L’agriculture est la politique la plus intégrée au niveau européen. Rien ne se décide sans de longues négociations entre l’UE et les gouvernements des 27. La prochaine réforme de la politique agricole commune (PAC) ou les manifestations d’agriculteurs directement à Bruxelles en sont de bons exemples. 

Si la sécheresse se confirme, il faudra bien prendre des mesures pour venir en aide aux éleveurs et céréaliers.  

La Commission attentive 

Interrogée par Euractiv.fr, la Commission européenne a déclaré « suivre la situation de près », même si encore rien de concret n’a été décidé. « Nous ne disposons pas d’outils nous permettant d’intervenir directement. Notre principale arme, c’est la flexibilité que nous pouvons accorder aux gouvernements nationaux » en validant certaines dérogations aux règles de la PAC. 

Le ministre de l’Agriculture français, Bruno Le Maire l’a bien compris et a déjà autorisé les agriculteurs de l’Hexagone à utiliser leur jachère pour l’affouragement des animaux. C’est normalement est interdit sauf circonstances exceptionnelles.

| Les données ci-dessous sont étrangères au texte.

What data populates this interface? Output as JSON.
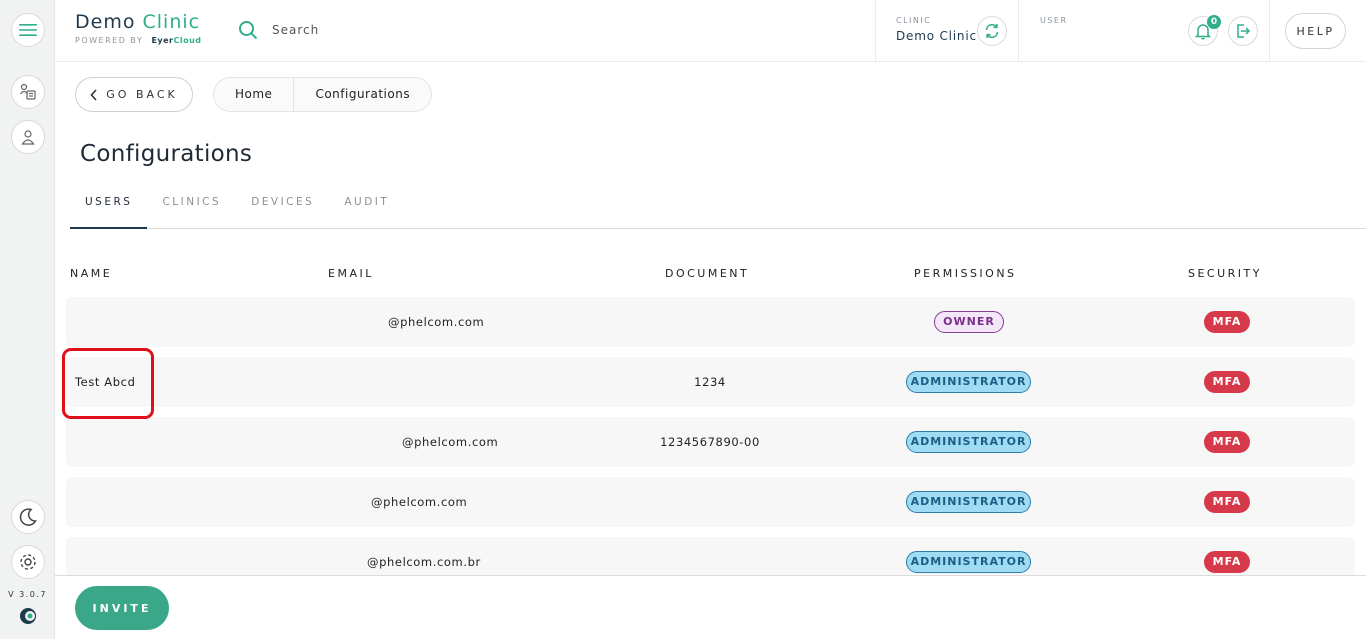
{
  "brand": {
    "title_main": "Demo",
    "title_accent": "Clinic",
    "powered_by": "POWERED BY",
    "product_main": "Eyer",
    "product_accent": "Cloud"
  },
  "search": {
    "label": "Search"
  },
  "clinic": {
    "caption": "CLINIC",
    "name": "Demo Clinic"
  },
  "user": {
    "caption": "USER"
  },
  "notifications": {
    "count": "0"
  },
  "help_label": "HELP",
  "sidebar": {
    "version": "V 3.0.7"
  },
  "nav": {
    "go_back": "GO BACK",
    "breadcrumbs": [
      "Home",
      "Configurations"
    ]
  },
  "page_title": "Configurations",
  "tabs": [
    "USERS",
    "CLINICS",
    "DEVICES",
    "AUDIT"
  ],
  "table": {
    "headers": [
      "NAME",
      "EMAIL",
      "DOCUMENT",
      "PERMISSIONS",
      "SECURITY"
    ],
    "rows": [
      {
        "name": "",
        "email": "@phelcom.com",
        "document": "",
        "permission": "OWNER",
        "security": "MFA"
      },
      {
        "name": "Test Abcd",
        "email": "",
        "document": "1234",
        "permission": "ADMINISTRATOR",
        "security": "MFA"
      },
      {
        "name": "",
        "email": "@phelcom.com",
        "document": "1234567890-00",
        "permission": "ADMINISTRATOR",
        "security": "MFA"
      },
      {
        "name": "",
        "email": "@phelcom.com",
        "document": "",
        "permission": "ADMINISTRATOR",
        "security": "MFA"
      },
      {
        "name": "",
        "email": "@phelcom.com.br",
        "document": "",
        "permission": "ADMINISTRATOR",
        "security": "MFA"
      }
    ]
  },
  "footer": {
    "invite_label": "INVITE"
  },
  "colors": {
    "accent": "#2fae8a",
    "owner_badge": "#7b2f8c",
    "admin_badge": "#9fdcf3",
    "mfa_badge": "#d63a4a",
    "highlight": "#e0101b"
  }
}
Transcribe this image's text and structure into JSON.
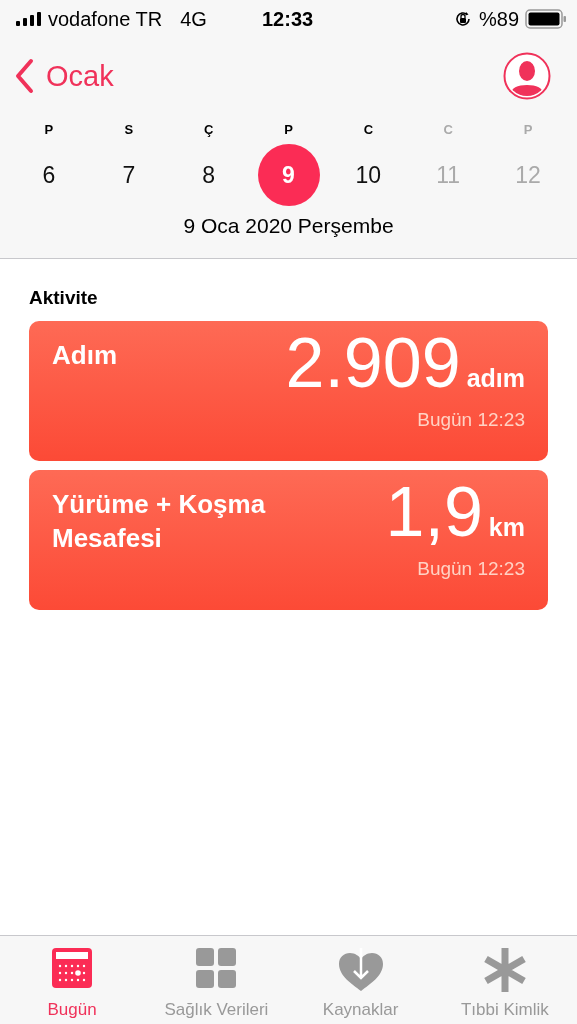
{
  "status_bar": {
    "carrier": "vodafone TR",
    "network": "4G",
    "time": "12:33",
    "battery": "%89"
  },
  "nav": {
    "back": "Ocak"
  },
  "week": [
    {
      "letter": "P",
      "day": "6",
      "selected": false,
      "disabled": false
    },
    {
      "letter": "S",
      "day": "7",
      "selected": false,
      "disabled": false
    },
    {
      "letter": "Ç",
      "day": "8",
      "selected": false,
      "disabled": false
    },
    {
      "letter": "P",
      "day": "9",
      "selected": true,
      "disabled": false
    },
    {
      "letter": "C",
      "day": "10",
      "selected": false,
      "disabled": false
    },
    {
      "letter": "C",
      "day": "11",
      "selected": false,
      "disabled": true
    },
    {
      "letter": "P",
      "day": "12",
      "selected": false,
      "disabled": true
    }
  ],
  "date_label": "9 Oca 2020 Perşembe",
  "section": "Aktivite",
  "cards": [
    {
      "title": "Adım",
      "value": "2.909",
      "unit": "adım",
      "time": "Bugün 12:23"
    },
    {
      "title": "Yürüme + Koşma Mesafesi",
      "value": "1,9",
      "unit": "km",
      "time": "Bugün 12:23"
    }
  ],
  "tabs": [
    {
      "label": "Bugün",
      "selected": true
    },
    {
      "label": "Sağlık Verileri",
      "selected": false
    },
    {
      "label": "Kaynaklar",
      "selected": false
    },
    {
      "label": "Tıbbi Kimlik",
      "selected": false
    }
  ]
}
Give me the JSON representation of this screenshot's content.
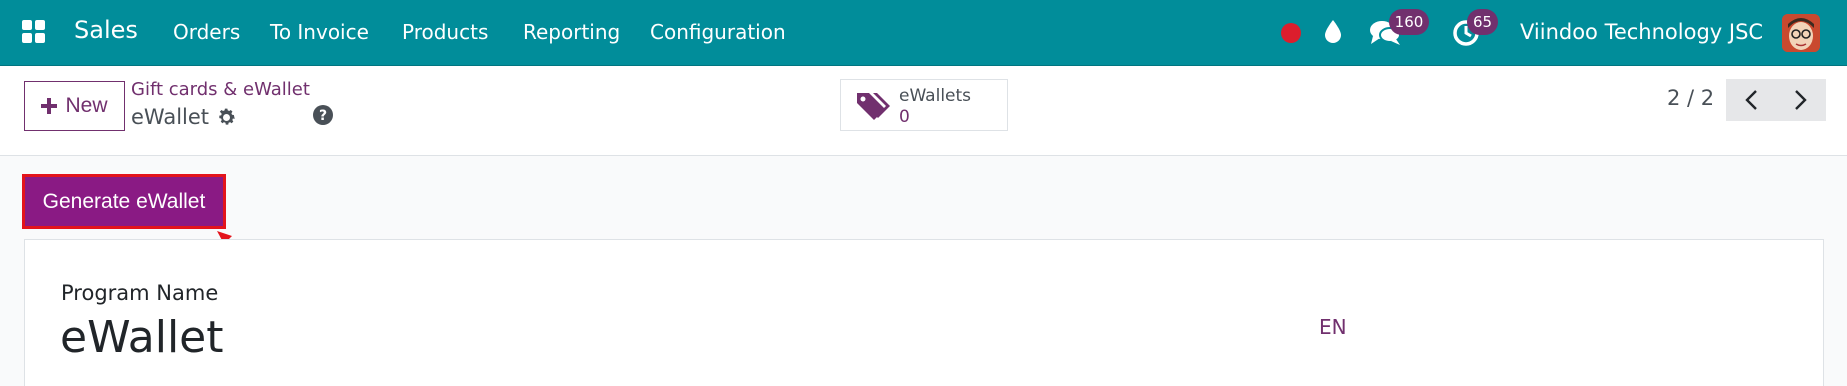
{
  "navbar": {
    "brand": "Sales",
    "menu": [
      "Orders",
      "To Invoice",
      "Products",
      "Reporting",
      "Configuration"
    ],
    "messages_count": "160",
    "activities_count": "65",
    "company": "Viindoo Technology JSC",
    "bg_color": "#018d9a"
  },
  "control_panel": {
    "new_label": "New",
    "breadcrumb_parent": "Gift cards & eWallet",
    "breadcrumb_current": "eWallet",
    "smart_button": {
      "label": "eWallets",
      "value": "0",
      "icon": "tag-icon"
    },
    "pager": "2 / 2"
  },
  "status_bar": {
    "generate_label": "Generate eWallet",
    "accent_color": "#8a1a84",
    "highlight_color": "#e3141c"
  },
  "form": {
    "field_label": "Program Name",
    "field_value": "eWallet",
    "lang_code": "EN"
  }
}
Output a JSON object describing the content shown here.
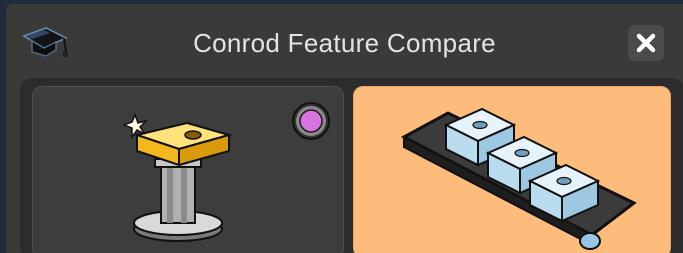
{
  "window": {
    "title": "Conrod Feature Compare",
    "close_icon": "close-icon",
    "app_icon": "graduation-cap-icon"
  },
  "tiles": [
    {
      "name": "single-feature",
      "icon": "part-on-pedestal-icon",
      "selected": false,
      "status_color": "#d874e0"
    },
    {
      "name": "conveyor-parts",
      "icon": "parts-on-conveyor-icon",
      "selected": true
    }
  ],
  "colors": {
    "window_bg": "#3a3a3a",
    "selected_tile": "#fdbb7c",
    "status_dot": "#d874e0"
  }
}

La Commission ne s’est pas opposée : « Nous considérons cette décision comme bonne. Les autorités françaises n’ont eu qu’à nous envoyer une notification de leur décision que nous avons avalisée ». 

Nouvel ordre du jour

Bruno Le Maire ne compte pas en rester là. Jeudi 12 mai, il a demandé que la présidence hongroise de l’UE rajoute un débat sur la situation actuelle à l’ordre du jour de la réunion des ministres européens de l’agriculture, prévue le 16 mai à Bruxelles.

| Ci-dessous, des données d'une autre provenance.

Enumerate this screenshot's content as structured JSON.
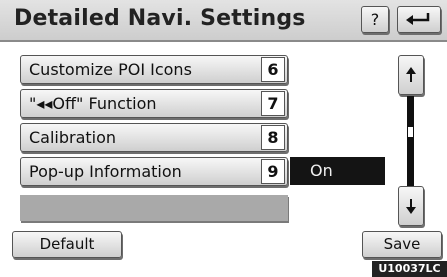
{
  "header": {
    "title": "Detailed Navi. Settings",
    "help_label": "?",
    "back_icon": "return-arrow-icon"
  },
  "menu": {
    "items": [
      {
        "label": "Customize POI Icons",
        "number": "6"
      },
      {
        "label": "\"◂◂Off\" Function",
        "number": "7"
      },
      {
        "label": "Calibration",
        "number": "8"
      },
      {
        "label": "Pop-up Information",
        "number": "9"
      }
    ],
    "popup_status": "On"
  },
  "scroll": {
    "up_icon": "page-up-icon",
    "down_icon": "page-down-icon"
  },
  "footer": {
    "default_label": "Default",
    "save_label": "Save",
    "image_code": "U10037LC"
  }
}
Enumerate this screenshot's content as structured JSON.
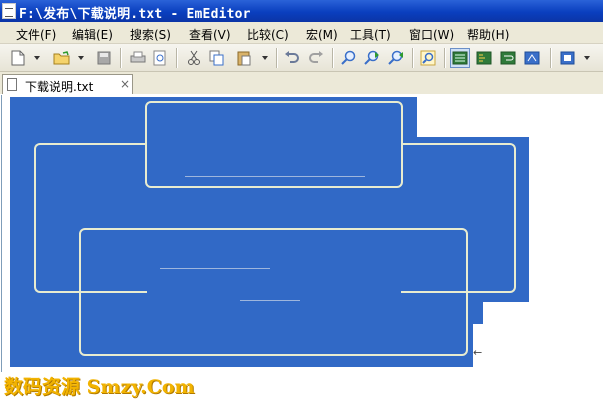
{
  "window": {
    "title": "F:\\发布\\下载说明.txt - EmEditor"
  },
  "menu": [
    {
      "label": "文件(F)"
    },
    {
      "label": "编辑(E)"
    },
    {
      "label": "搜索(S)"
    },
    {
      "label": "查看(V)"
    },
    {
      "label": "比较(C)"
    },
    {
      "label": "宏(M)"
    },
    {
      "label": "工具(T)"
    },
    {
      "label": "窗口(W)"
    },
    {
      "label": "帮助(H)"
    }
  ],
  "toolbar": {
    "icons": [
      "new-file-icon",
      "open-folder-icon",
      "save-icon",
      "print-icon",
      "print-preview-icon",
      "cut-icon",
      "copy-icon",
      "paste-icon",
      "undo-icon",
      "redo-icon",
      "find-icon",
      "find-next-icon",
      "find-prev-icon",
      "highlight-icon",
      "view-icon",
      "outline-icon",
      "wrap-icon",
      "macro-icon",
      "customize-icon"
    ]
  },
  "tab": {
    "label": "下载说明.txt",
    "close": "×"
  },
  "watermark": {
    "text": "数码资源 Smzy.Com"
  }
}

Parmi ses requêtes, le versement anticipé de certaines primes et l’assouplissement de contraintes agro-environnementales imposées par l’UE. Une fois ces mesures approuvées, les États interviennent directement et de façon autonome.  Ces leviers avaient été utilisés lors de la sécheresse en 2003. 

Agir avec prudence 

A l’époque la Commission européenne avait été jusqu’à autoriser le versement d’aides nationales pour financer le transport de fourrage. Le stade ultime en cas de crise agricole au niveau européen serait la mise en place d’un plan exceptionnel d’aides.

« Nous en sommes encore loin précise Thierry Fellmann, sous directeur de l’Assemblée Permanente des Chambres d’Agriculture (ACPA), même si la dimension européenne de la pénurie d’eau est réelle, touchant l’ensemble de l’Europe du Nord-Ouest ». 

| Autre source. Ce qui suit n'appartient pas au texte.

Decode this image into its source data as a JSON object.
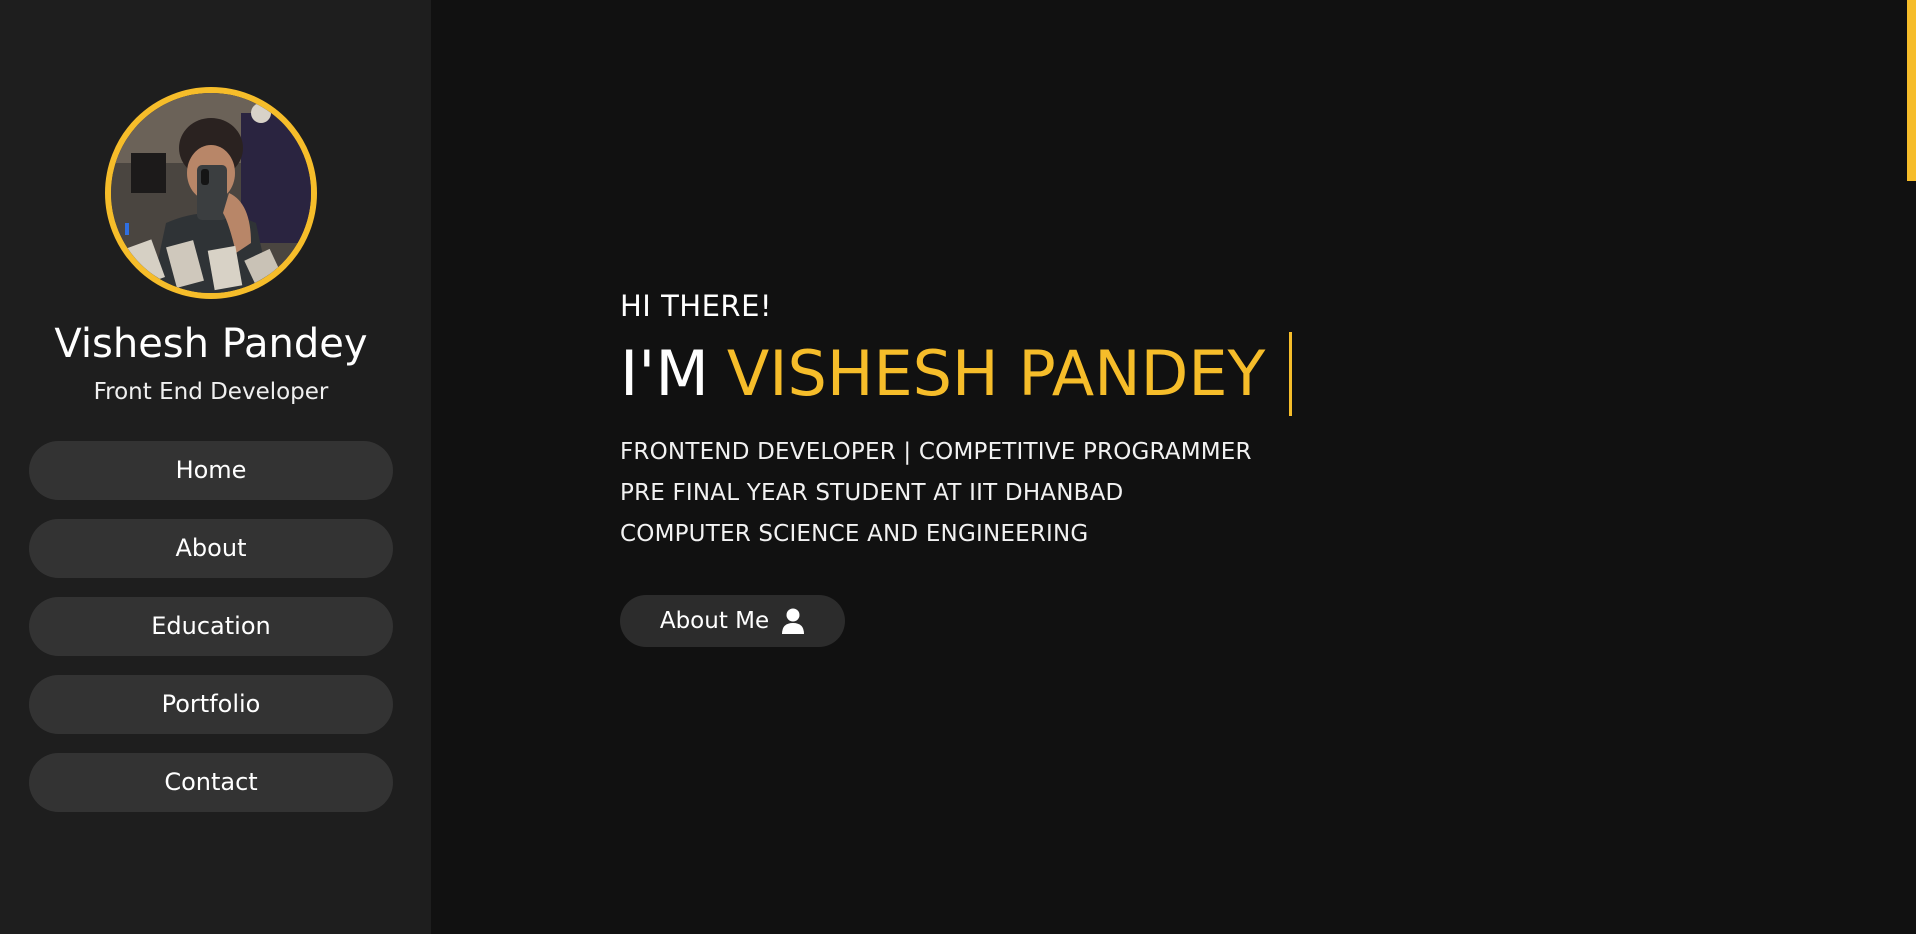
{
  "colors": {
    "accent": "#f6bd2a",
    "background": "#111111",
    "sidebar": "#1e1e1e",
    "button": "#333333"
  },
  "sidebar": {
    "name": "Vishesh Pandey",
    "role": "Front End Developer",
    "nav": [
      {
        "label": "Home"
      },
      {
        "label": "About"
      },
      {
        "label": "Education"
      },
      {
        "label": "Portfolio"
      },
      {
        "label": "Contact"
      }
    ]
  },
  "hero": {
    "greeting": "HI THERE!",
    "prefix": "I'M",
    "name": "VISHESH PANDEY",
    "lines": [
      "FRONTEND DEVELOPER | COMPETITIVE PROGRAMMER",
      "PRE FINAL YEAR STUDENT AT IIT DHANBAD",
      "COMPUTER SCIENCE AND ENGINEERING"
    ],
    "button_label": "About Me",
    "button_icon": "user-icon"
  }
}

Les décisions ne doivent toutefois pas être prises dans la précipitation. « A l’heure actuelle, c’est la situation est délicate car si les responsables politiques doivent prendre les devants, il ne faut pas non plus favoriser la spéculation sur une pénurie possible à venir. En 2003, l’aide au fourrage avait provoqué une envolée des prix »commente Thierry Fellmann.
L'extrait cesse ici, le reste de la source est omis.